Jika dipulung sejak dulu hingga kini, mungkin masih ada banyak kritik atau masukan untuk pelaksanaan Sarasehan PKB yang ideal. 

Tema Kongres Kebudayaan

Mungkin bukan bermaksud menanggapi berbagai kritik di atas, penjelasan Ketua Panitia Sarasehan PKB 2010 (dan juga sebelumnya) Pande Made Suputra, dosen Antropologi Faksas Unud, menjelaskan bahwa tema Sarasehan tidak saja disesuaikan dengan tema PKB tetapi juga dengan lima tema pokok Kongres Kebudayaan Bali 2008. Kelima tema itu adalah Peradaban, Identitas, Diplomasi Budaya, Ekonomi, dan Hak Kekayaan Intelektual. 
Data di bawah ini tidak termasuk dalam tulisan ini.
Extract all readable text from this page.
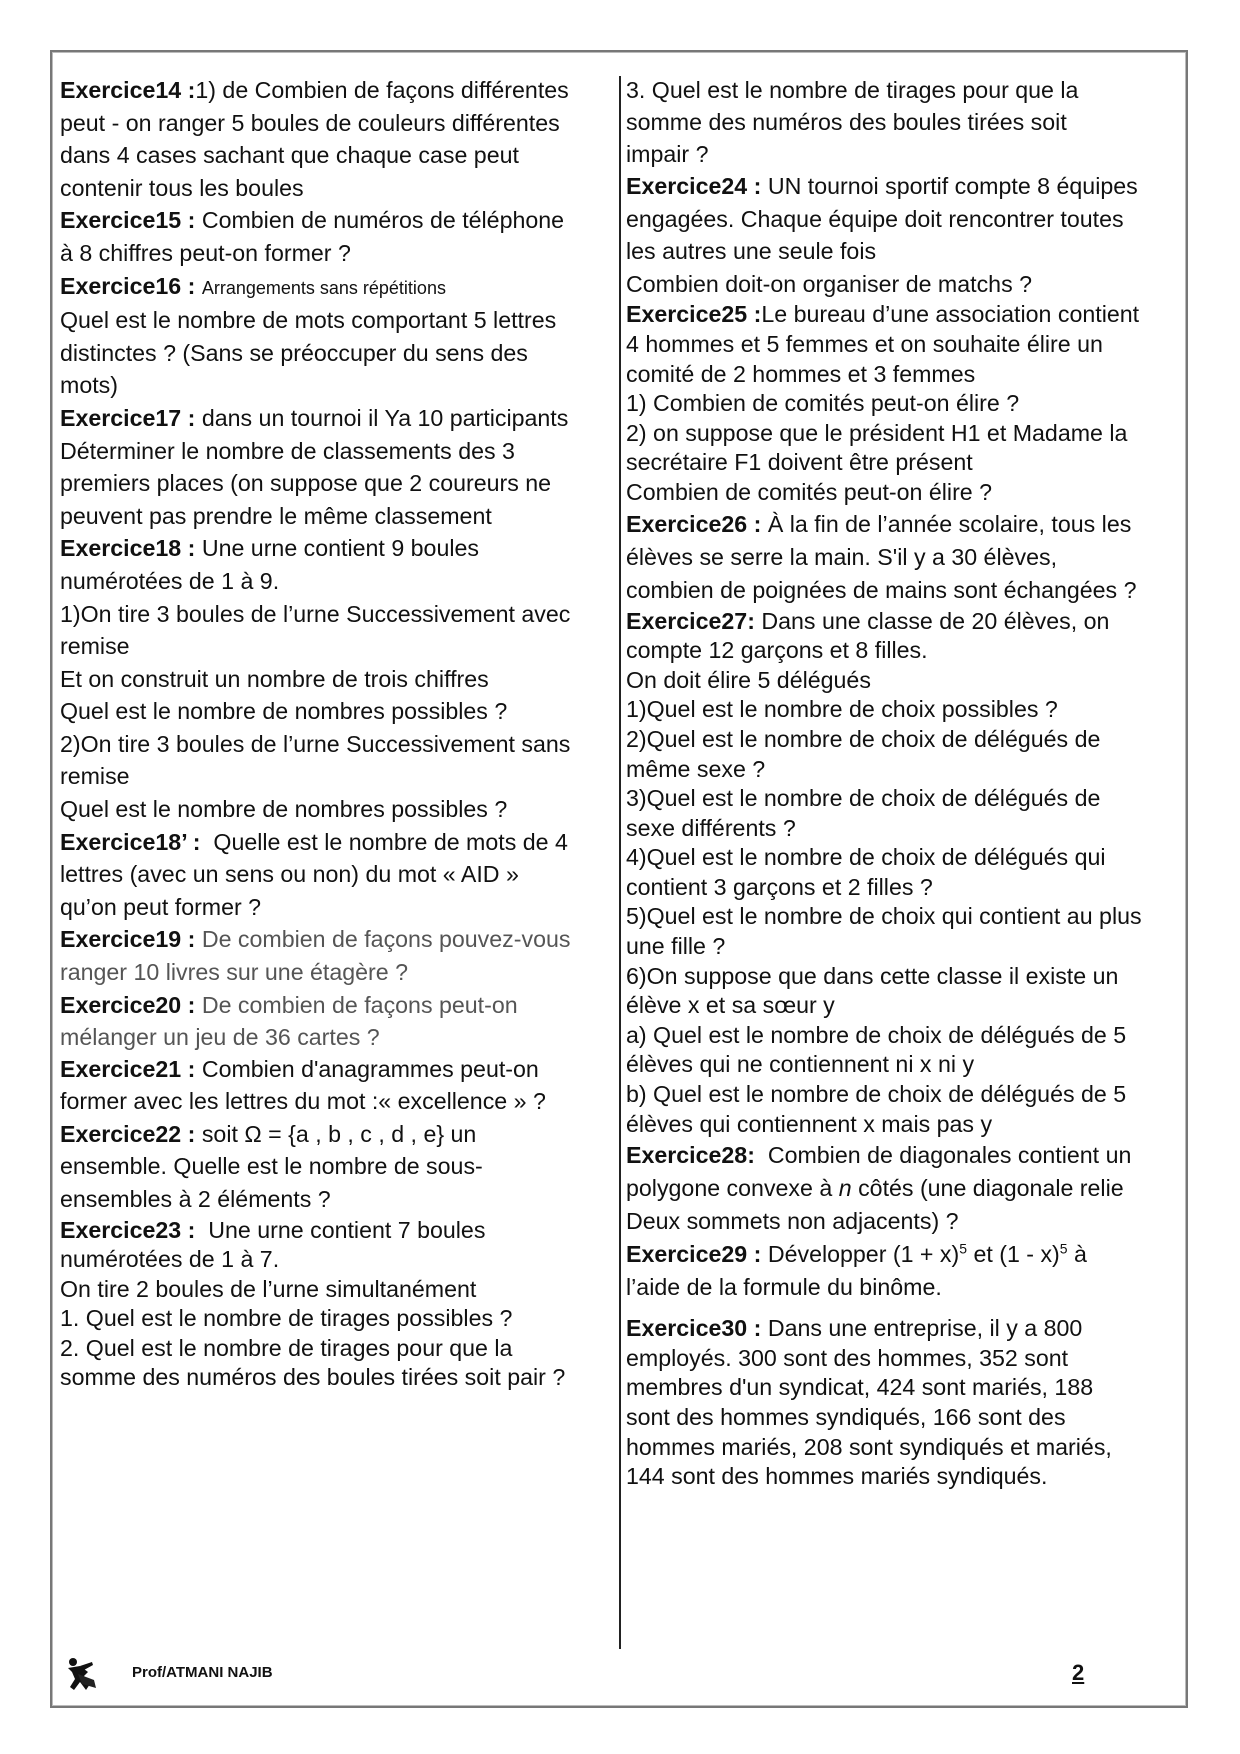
Exercice14 :1) de Combien de façons différentes
peut - on ranger 5 boules de couleurs différentes
dans 4 cases sachant que chaque case peut
contenir tous les boules

Exercice15 : Combien de numéros de téléphone
à 8 chiffres peut-on former ?

Exercice16 : Arrangements sans répétitions
Quel est le nombre de mots comportant 5 lettres
distinctes ? (Sans se préoccuper du sens des
mots)

Exercice17 : dans un tournoi il Ya 10 participants
Déterminer le nombre de classements des 3
premiers places (on suppose que 2 coureurs ne
peuvent pas prendre le même classement

Exercice18 : Une urne contient 9 boules
numérotées de 1 à 9.
1)On tire 3 boules de l’urne Successivement avec
remise
Et on construit un nombre de trois chiffres
Quel est le nombre de nombres possibles ?
2)On tire 3 boules de l’urne Successivement sans
remise
Quel est le nombre de nombres possibles ?

Exercice18’ : Quelle est le nombre de mots de 4
lettres (avec un sens ou non) du mot « AID »
qu’on peut former ?

Exercice19 : De combien de façons pouvez-vous
ranger 10 livres sur une étagère ?

Exercice20 : De combien de façons peut-on
mélanger un jeu de 36 cartes ?

Exercice21 : Combien d'anagrammes peut-on
former avec les lettres du mot :« excellence » ?

Exercice22 : soit Ω = {a , b , c , d , e} un
ensemble. Quelle est le nombre de sous-
ensembles à 2 éléments ?

Exercice23 : Une urne contient 7 boules
numérotées de 1 à 7.
On tire 2 boules de l’urne simultanément
1. Quel est le nombre de tirages possibles ?
2. Quel est le nombre de tirages pour que la
somme des numéros des boules tirées soit pair ?

3. Quel est le nombre de tirages pour que la
somme des numéros des boules tirées soit
impair ?

Exercice24 : UN tournoi sportif compte 8 équipes
engagées. Chaque équipe doit rencontrer toutes
les autres une seule fois
Combien doit-on organiser de matchs ?

Exercice25 :Le bureau d’une association contient
4 hommes et 5 femmes et on souhaite élire un
comité de 2 hommes et 3 femmes
1) Combien de comités peut-on élire ?
2) on suppose que le président H1 et Madame la
secrétaire F1 doivent être présent
Combien de comités peut-on élire ?

Exercice26 : À la fin de l’année scolaire, tous les
élèves se serre la main. S'il y a 30 élèves,
combien de poignées de mains sont échangées ?

Exercice27: Dans une classe de 20 élèves, on
compte 12 garçons et 8 filles.
On doit élire 5 délégués
1)Quel est le nombre de choix possibles ?
2)Quel est le nombre de choix de délégués de
même sexe ?
3)Quel est le nombre de choix de délégués de
sexe différents ?
4)Quel est le nombre de choix de délégués qui
contient 3 garçons et 2 filles ?
5)Quel est le nombre de choix qui contient au plus
une fille ?
6)On suppose que dans cette classe il existe un
élève x et sa sœur y
a) Quel est le nombre de choix de délégués de 5
élèves qui ne contiennent ni x ni y
b) Quel est le nombre de choix de délégués de 5
élèves qui contiennent x mais pas y

Exercice28: Combien de diagonales contient un
polygone convexe à n côtés (une diagonale relie
Deux sommets non adjacents) ?

Exercice29 : Développer $(1 + x)^5$ et (1 - x)$^5$ à
l’aide de la formule du binôme.

Exercice30 : Dans une entreprise, il y a 800
employés. 300 sont des hommes, 352 sont
membres d'un syndicat, 424 sont mariés, 188
sont des hommes syndiqués, 166 sont des
hommes mariés, 208 sont syndiqués et mariés,
144 sont des hommes mariés syndiqués.

Prof/ATMANI NAJIB	2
Ketika tahun lalu sarasehan membahas (politik) identitas dalam proses menggali kecerdasan diri, maka tahun 2010 sarasehan difokuskan pada tema Diplomasi Kebudayaan. Jika direnungkan, tema ini pun berkait dengan atau bisa dimasukkan ke dalam kategori kajian Baliologi. 

Namun, kalau hendak difokuskan pada penggalian teks-teks sastra saja, mungkin juga baik adanya. Sejauh ini, teks-teks gaguritan dan kakawin banyak diapresiasi lewat kegiatan githa shanti atau mabebasan lainnya, namun pembahasannya biasanya bersifat permukaan, maka sarasehan kalau membahasnya bisa merancang agar ada apresiasi yang lebih dalam dan kontekstual. Kalau mau membahas teks sastra, bahannya tidak akan pernah habis, dan tentu tergantung bagaiman pembahas mengontekstualisasikan isi teks dengan jiwa zaman saat teks ditulis dan dibaca sekarang. 

Tak ada satu pun buku yang terbit dari sarasehan yang sudah berjalan sekian kali. Ada yang menyarankan agar makalah dan pembahasan dalam Sarasehan PKB dibukukan agar bisa disimak dan disimak terus, agar mutiara pemikiran tidak dihanyutkan angin. Buku atau tidak, ini tentu berkaitan dengan dana. 

Lalu, bagaimakah sebaiknya Sarasehan PKB dilaksanakan?

 Pengamat dan Panitia tampaknya perlu melakukan ‘sarasehan’ tersendiri yang membahasa apa yang seharusnya dan sebaiknya dibahas dalam ‘Sarasehan PKB’. Bukankah lurus atau melenceng tidaknya Sarasehan PKB tergantung dari pedoman yang dipatok. Kalau pedomannya mengharuskan menerbitkan buku, lalu kalau tidak ada buku terbit, berarti pelaksanaan sarasehan ‘melenceng’, kalau sudah sesuai pedoman, berarti lurus dan bagus. Kalau pedomannya mengharuskan kuota 30% peserta perempuan, atau 50% kalangan non-akademik, maka pedoman harus diindahkan. Kalau pedomannya mengharuskan bahasa Bali sebagai media Sarasehan, maka panitia harus mengindahkannya.

 Selama ini pedoman yang jelas belum ada. Pedoman Sarasehan itulah tampaknya yang perlu disusun terlebih dahulu lewat sebuah sarasehan agar rambu-rambunya jelas. Hanya dengan demikian kritik dan saran bisa diantisipasi.